This ruling applies for the following period<s>:
1 July 2009 to 30 June 2010
The scheme commences on:
1 July 2009
Relevant facts and circumstances
The rulee owns 49.9% of the issued shares in the company. All of the remaining shares are held by another entity. The rulee is not related or associated in any way to other entity other than through the ownership in a common entity (the company).
Prior to the introduction of the rulee as a shareholder in the company, all shares were owned by the other entity.
A 'Heads of Agreement' was put into place when the rulee took up an ownership interest in the company. You have provided a copy of this document and it forms part of the facts for this private ruling. The main points to come from that document appear below:
An individual associated with the rulee has been and will continue to be CEO:
· the rulee is entitled to purchase up to 49.9% of the issued shares; and
· the rulee will be entitled to nominate one director of the company whilst the other entity will be entitled to nominate two directors.
The rulee's representative was appointed a director some time ago. At this time the company had three directors, being the two founding directors and their relative. On the appointment of the rulee's representative, the founding directors' relative resigned from the board.
Later, the founding directors resigned and were replaced by their relative and the company's external accountant. The external accountant is also the accountant of the other entity, but does not act for the rulee.
Board meetings are held every two months at which an external party records minutes. At these meetings, major decisions are reviewed and confirmed, including approval of the annual capital expenditure budgets.

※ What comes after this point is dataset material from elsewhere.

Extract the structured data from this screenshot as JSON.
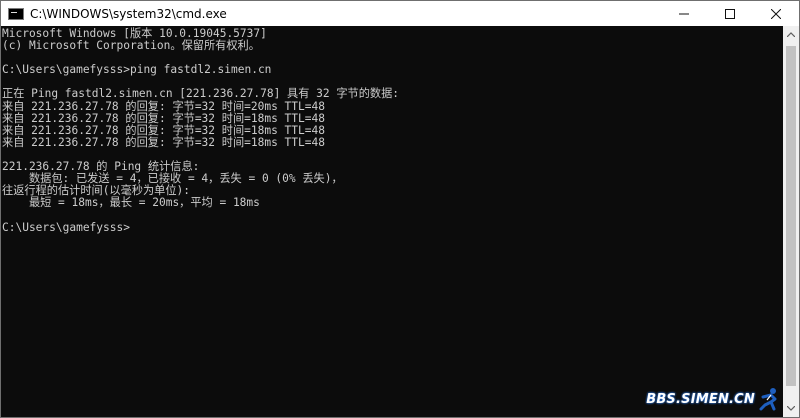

The other entity arranged to retain a majority interest in the company as well as a majority of directors on the board.
Relevant legislative provisions
Income Tax Assessment Act 1997 Section 328-125.
Does Part IVA apply to this ruling?
Part IVA of the Income Tax Assessment Act 1936 (ITAA 1936) is a general anti-avoidance rule that can apply in certain circumstances if you or another taxpayer obtains a tax benefit in connection with an arrangement and it can be concluded that the arrangement, or any part of it, was entered into or carried out by any person for the dominant purpose of enabling a tax benefit to be obtained. If Part IVA applies the tax benefit can be cancelled, for example, by disallowing a deduction that was otherwise allowable.
We have not fully considered the application of Part IVA of the ITAA 1936 to the arrangement you asked us to rule on, or to an associated or wider arrangement of which that arrangement is part.
If you want us to rule on whether Part IVA of the ITAA 1936 applies we will first need to obtain and consider all the facts about the arrangement which are relevant to determining whether Part IVA may apply.
For more information on Part IVA of the ITAA 1936, go to our website www.ato.gov.au and enter 'part iva general' in the search box on the top right of the page, then select: Part IVA: the general anti-avoidance rule for income tax.
Reasons for decision
All legislative references are to the ITAA 1997 unless otherwise specified.
Subsection 328-125(1) provides that an entity is connected with another if:
· either entity controls the other in a way described within that section; or
· both entities are controlled by the same third entity in a way described by that section.
Paragraph 328-125(2)(b) provides that one entity controls a company if that entity owns or has the right to acquire the beneficial ownership of equity interests in the company that carry between them the right to exercise, or control the exercise of, a percentage that is at least 40% of the voting power in the company. This percentage is referred to as the 'control percentage'.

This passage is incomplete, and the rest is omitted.